自分の資金を考える

債務整理と仕事

債務整理のうち任意整理であればまず、会社に知られることはないと思います。次に、自己破産や個人再生ですが、こちらは任意整理と違い裁判所を通した手続きとなりますが、裁判所から会社に連絡がいくことはないので、通常であれば知られることはないでしょう。また、通常の場合、自己破産や個人再生の申立て後であれば、債権者から会社に取り立ての連絡がいくこともありませんが、弁護士や司法書士に債務整理の依頼をしていない場合は、債務者本人が自己破産や個人再生の申立てを裁判所にするまでの間は債権者から会社に連絡がいくことがありますので、そこからばれる可能性がありますし、給与の差押えをされれば当然、会社の知るところになってしまします。
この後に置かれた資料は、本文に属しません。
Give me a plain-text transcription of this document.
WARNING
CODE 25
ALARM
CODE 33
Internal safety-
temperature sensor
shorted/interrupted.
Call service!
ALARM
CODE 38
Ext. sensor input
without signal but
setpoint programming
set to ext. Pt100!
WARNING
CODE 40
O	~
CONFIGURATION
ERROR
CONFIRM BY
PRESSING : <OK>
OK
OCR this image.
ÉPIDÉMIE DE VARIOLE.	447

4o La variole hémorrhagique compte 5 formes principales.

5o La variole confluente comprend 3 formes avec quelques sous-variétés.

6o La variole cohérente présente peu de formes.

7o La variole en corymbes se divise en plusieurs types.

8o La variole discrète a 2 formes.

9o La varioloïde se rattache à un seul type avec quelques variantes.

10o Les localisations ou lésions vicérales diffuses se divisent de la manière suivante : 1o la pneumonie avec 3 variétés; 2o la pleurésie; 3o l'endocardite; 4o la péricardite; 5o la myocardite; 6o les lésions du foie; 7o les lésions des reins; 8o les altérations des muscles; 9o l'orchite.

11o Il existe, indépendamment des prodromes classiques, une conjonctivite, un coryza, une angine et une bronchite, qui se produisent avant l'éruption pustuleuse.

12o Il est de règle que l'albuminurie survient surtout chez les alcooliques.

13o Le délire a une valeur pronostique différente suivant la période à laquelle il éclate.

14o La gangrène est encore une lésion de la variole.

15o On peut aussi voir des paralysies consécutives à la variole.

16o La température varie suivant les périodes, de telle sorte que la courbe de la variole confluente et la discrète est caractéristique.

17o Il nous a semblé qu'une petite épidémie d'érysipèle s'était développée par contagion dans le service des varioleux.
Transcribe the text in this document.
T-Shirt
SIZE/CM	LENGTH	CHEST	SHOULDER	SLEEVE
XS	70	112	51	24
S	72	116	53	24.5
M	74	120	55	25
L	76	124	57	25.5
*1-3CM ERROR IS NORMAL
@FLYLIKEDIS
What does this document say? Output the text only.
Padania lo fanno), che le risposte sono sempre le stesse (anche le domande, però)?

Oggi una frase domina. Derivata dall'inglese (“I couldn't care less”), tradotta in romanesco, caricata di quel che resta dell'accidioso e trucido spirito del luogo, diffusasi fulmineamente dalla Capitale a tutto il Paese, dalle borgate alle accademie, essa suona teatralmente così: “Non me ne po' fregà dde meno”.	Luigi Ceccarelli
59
このような不安があるのであれば、司法書士や弁護士に債務整理の依頼をすることを検討してみるのがいいでしょう。司法書士や弁護士に債務整理の依頼をした場合は、直ちに全債権者に受任通知書を送りますが、その通知が届いた以降は債権者が債務者本人に直接請求をすることは禁止されていますので、このことが原因で会社にばれることもまずありません。

 

先ほども書いたように、債務整理のうち任意整理は裁判所を通した手続きではありませんので、会社に知られることはまずないと思われますので、会社をやめなければといった心配もありません。次に、自己破産と個人再生ですが、こちらは裁判所を通した手続きですので官報に掲載されてしまいますので、会社にばれる可能性は0とはいえませんが、官報を見る人はほとんどいませんし、自己破産や個人再生をしても戸籍や住民票に掲載されることはありませんので、通常であれば会社にばれることはないと思われます。もし、債務整理をしたことが会社に知られてしまっても、債務整理を理由に会社をクビにすることはできませんし、辞める必要も一切ありません。しかし、そうはいっても債務整理が会社に知られてしまうと、居づらくなって退職してしまうケースがあるということもいなめません。

 

また、債務整理をする段階で特に債権者から提訴されていないのであれば、原則的に差押えを受けることはありません。もし、債務整理をする前に提訴されて判決を取られていたり、公正証書を作成している場合は差押えの危険があるのですが、民事執行法では差押禁止債権として給料・賃金などを規定しているため、これらの債権については1/4までしか差押えを認めていません。よって、残りの3/4については差押えをすることはできません。なお、民事執行法では、標準的な世帯の必要生計費を勘案して政令で金額(33万円)を定めているので、それ以下は1/4しか差押えられないように定めています。このため、債務者がそれ以上の給与を得ているのであれば、それ以上の分については全額差押えることができるということになります。なお、債務整理のうち自己破産を選択した場合なのですが、破産法の改正により免責許可の申立てがあり、同時破産廃止決定などが確定し、破産手続きの終結が決定されていれば、免責が決定し、確定するまでの間は、破産者の財産に対して強制執行や仮差押え・仮処分などができなくなり、すでになされているものについても中止されることになりました。さらに、免責が決定・確定した場合にはすでになされていた強制執行などは効力を失ってしまいます。また、債務整理のうち個人再生を選択した場合は、個人再生を裁判所に申し立てると再生手続開始決定が出て、その後に本格的な再生手続きが進んでいくのですが、この再生手続開始決定後は債権者は差押えをすることができなくなります。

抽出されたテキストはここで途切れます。